RESPONSABILIDADE NA MUDANÇA

Todos percebemos no cotidiano como nossa vida tem sido afetada pela poluição que produzimos. Alterações no clima, nos rios, nos mares e na qualidade dos alimentos. Os cosméticos que têm entre suas funções cuidar da aparência e realçar a beleza apresentam efeito contrário ao poluir e destruir o meio ambiente. Quer um exemplo? Chega o verão, prescrevemos milhares de protetores solares, vamos todos à praia, e quem observa o lixo que lá fica? Milhares de embalagens plásticas, não degradáveis, nas areias, no mar, também afetando quimicamente a flora e a fauna.

O que fazer então?

Resgatar o simples e o natural. “Less is more”, esse é o caminho. Os grãos de sementes trituradas, a casca do coco, as fibras de bambu e o arroz são os esfoliantes do momento. Estes são compatíveis com a natureza, não produzem danos. Mas nem todo natural é seguro. Natural significa ingrediente de fonte sem interferências químicas, mas certamente pode ser tóxico ou produzir reações alérgicas.
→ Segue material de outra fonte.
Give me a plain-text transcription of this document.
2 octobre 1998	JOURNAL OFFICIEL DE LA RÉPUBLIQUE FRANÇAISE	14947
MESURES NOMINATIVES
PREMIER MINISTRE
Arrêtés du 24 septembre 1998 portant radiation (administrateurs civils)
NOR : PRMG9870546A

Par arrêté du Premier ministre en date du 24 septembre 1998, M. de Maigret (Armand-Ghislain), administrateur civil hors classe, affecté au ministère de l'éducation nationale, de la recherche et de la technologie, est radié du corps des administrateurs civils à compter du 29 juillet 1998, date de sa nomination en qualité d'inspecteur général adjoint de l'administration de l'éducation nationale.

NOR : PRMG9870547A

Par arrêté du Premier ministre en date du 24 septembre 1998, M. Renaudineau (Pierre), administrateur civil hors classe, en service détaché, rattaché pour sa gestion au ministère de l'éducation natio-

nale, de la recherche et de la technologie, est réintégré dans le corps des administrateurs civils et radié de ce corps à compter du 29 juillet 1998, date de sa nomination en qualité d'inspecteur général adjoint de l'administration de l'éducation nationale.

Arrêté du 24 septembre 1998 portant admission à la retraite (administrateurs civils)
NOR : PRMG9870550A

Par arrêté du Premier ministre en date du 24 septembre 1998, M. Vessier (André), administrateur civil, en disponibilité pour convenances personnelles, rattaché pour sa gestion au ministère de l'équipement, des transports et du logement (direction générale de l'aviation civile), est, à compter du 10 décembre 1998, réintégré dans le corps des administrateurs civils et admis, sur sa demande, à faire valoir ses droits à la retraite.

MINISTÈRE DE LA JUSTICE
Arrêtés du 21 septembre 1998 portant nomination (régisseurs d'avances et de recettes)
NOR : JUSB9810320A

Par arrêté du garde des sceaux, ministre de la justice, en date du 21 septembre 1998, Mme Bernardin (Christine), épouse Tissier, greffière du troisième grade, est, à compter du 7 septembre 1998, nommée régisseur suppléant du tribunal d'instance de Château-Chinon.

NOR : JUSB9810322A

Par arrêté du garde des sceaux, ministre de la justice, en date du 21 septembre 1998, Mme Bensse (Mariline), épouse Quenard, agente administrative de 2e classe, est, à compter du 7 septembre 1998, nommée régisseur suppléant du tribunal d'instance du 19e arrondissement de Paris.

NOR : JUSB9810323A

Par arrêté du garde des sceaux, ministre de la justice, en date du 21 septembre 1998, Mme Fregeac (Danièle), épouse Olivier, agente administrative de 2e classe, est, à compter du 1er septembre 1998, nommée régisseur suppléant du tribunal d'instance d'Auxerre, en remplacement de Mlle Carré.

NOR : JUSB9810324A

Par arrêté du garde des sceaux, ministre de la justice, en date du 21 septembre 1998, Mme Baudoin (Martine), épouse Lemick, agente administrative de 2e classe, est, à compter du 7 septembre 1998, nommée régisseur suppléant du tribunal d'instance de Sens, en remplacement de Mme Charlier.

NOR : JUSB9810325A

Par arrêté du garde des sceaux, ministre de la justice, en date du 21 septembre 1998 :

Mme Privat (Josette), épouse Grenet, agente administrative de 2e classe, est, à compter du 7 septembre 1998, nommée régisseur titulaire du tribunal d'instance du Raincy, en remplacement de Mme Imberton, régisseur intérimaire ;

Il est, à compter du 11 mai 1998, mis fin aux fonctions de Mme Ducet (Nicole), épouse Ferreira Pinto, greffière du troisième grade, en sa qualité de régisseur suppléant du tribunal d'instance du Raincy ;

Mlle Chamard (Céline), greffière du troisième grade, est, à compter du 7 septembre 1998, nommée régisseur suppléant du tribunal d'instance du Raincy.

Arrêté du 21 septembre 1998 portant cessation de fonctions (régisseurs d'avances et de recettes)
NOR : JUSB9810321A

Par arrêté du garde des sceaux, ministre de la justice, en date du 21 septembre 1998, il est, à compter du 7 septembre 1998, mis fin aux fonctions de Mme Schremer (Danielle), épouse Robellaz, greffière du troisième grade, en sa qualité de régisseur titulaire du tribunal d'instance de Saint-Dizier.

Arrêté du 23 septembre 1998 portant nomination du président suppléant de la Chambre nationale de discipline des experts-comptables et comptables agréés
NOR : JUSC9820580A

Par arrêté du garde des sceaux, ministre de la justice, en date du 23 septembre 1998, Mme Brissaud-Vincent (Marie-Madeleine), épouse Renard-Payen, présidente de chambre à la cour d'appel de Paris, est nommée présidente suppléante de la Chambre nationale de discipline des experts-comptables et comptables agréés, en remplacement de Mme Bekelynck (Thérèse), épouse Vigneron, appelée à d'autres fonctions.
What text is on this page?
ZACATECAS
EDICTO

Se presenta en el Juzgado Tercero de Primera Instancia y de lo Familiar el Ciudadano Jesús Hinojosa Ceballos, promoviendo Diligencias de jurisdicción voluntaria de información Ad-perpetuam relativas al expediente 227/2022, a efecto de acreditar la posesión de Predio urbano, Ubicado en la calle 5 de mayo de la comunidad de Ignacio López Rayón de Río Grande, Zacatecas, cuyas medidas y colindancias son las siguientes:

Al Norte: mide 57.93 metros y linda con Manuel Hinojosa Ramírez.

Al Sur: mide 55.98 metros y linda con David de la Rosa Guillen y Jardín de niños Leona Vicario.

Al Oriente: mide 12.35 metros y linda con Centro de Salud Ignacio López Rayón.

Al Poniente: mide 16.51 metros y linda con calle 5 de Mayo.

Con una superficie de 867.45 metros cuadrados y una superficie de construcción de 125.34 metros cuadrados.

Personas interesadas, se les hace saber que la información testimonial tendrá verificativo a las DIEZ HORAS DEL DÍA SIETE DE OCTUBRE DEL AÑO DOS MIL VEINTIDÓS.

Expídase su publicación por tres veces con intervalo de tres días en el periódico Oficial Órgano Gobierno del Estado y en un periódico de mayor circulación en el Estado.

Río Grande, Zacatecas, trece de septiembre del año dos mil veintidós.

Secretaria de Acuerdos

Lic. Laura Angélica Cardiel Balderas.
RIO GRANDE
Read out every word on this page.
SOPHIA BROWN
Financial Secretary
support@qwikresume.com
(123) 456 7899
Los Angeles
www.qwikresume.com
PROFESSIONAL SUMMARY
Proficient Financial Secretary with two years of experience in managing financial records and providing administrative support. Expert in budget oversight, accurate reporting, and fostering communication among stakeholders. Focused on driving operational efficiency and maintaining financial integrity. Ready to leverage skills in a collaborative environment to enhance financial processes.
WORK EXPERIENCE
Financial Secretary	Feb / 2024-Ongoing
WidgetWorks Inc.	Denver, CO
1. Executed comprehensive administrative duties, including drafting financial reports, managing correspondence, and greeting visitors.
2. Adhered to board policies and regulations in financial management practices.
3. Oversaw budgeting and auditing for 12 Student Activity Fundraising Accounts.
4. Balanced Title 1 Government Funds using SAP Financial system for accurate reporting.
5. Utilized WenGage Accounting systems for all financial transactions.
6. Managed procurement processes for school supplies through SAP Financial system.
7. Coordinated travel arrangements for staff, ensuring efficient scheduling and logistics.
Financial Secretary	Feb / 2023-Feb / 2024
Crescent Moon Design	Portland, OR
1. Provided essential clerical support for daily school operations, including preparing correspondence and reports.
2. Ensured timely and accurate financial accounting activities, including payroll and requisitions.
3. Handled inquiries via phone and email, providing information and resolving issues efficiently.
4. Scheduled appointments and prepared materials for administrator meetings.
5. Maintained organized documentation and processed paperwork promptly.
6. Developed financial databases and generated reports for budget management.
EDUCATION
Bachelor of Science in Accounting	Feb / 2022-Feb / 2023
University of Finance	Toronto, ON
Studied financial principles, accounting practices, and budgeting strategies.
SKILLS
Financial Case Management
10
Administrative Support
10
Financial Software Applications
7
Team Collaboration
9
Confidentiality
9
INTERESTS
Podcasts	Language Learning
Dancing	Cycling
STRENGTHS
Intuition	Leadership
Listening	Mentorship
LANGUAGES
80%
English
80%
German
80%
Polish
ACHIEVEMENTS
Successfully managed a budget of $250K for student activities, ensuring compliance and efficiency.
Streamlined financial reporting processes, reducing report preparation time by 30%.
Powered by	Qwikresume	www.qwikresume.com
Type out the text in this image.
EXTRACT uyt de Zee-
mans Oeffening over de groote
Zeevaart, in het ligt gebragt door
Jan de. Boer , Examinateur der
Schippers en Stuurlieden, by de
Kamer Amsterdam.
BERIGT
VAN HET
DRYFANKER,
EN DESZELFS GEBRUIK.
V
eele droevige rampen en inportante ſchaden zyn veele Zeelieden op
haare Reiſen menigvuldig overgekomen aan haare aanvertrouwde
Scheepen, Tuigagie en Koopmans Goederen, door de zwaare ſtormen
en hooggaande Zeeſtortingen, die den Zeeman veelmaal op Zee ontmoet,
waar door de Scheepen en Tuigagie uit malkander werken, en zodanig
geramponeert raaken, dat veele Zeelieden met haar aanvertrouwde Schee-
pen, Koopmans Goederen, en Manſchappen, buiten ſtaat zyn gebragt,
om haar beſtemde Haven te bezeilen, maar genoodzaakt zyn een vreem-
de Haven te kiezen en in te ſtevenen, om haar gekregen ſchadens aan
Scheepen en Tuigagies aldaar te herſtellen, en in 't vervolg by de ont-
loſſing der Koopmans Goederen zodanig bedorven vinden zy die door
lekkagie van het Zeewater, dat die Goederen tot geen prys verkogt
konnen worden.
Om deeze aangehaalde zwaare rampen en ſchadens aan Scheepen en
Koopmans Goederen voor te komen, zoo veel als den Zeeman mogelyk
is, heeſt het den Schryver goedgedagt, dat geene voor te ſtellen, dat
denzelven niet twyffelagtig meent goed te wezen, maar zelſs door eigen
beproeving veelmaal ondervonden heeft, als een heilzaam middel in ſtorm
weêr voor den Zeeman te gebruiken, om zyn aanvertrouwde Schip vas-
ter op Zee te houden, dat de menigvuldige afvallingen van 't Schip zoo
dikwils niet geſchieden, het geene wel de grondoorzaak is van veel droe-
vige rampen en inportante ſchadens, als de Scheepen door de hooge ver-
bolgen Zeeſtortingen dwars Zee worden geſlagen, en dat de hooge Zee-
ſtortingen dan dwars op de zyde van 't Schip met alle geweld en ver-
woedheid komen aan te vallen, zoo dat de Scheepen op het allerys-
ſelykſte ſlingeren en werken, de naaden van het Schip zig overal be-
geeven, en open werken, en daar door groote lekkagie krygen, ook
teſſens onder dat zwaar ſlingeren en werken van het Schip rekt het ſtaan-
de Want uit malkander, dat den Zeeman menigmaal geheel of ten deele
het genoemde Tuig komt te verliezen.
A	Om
Portanto, a prescrição do natural também deve ser feita baseada em conhecimento, e não em “curandeirices”. O ativo natural pode vir tanto do cultivo tradicional, com o uso de pesticidas, por exemplo, quanto do cultivo orgânico, envolvendo critérios rigorosos que abrangem desde a qualidade do solo, o tipo de sementes (livres de interferência seletiva) e a ausência de agrotóxicos.

Queremos compartilhar informação de qualidade para que as pessoas possam gastar seu dinheiro de forma digna, levando produtos de qualidade, com eficácia, e que todos venhamos a aprender como descartá-los corretamente para não descuidarmos do nosso papel no cuidado do meio ambiente. A força do consumidor pode incentivar a indústria cosmética a produzir produtos inteligentes, de baixo impacto ambiental, com embalagens que sejam recicláveis, ou até compostáveis, por que não? Menos plástico, menos celofane, mais qualidade.

Muito tem que ser discutido para que esses “novos valores” também não se tornem somente uma moda, sem profundidade ou continuidade. Repensar o consumo. Fazer a sua parte na escolha do que usa e consome em seu dia a dia — essa é a única saída para a longevidade da espécie humana.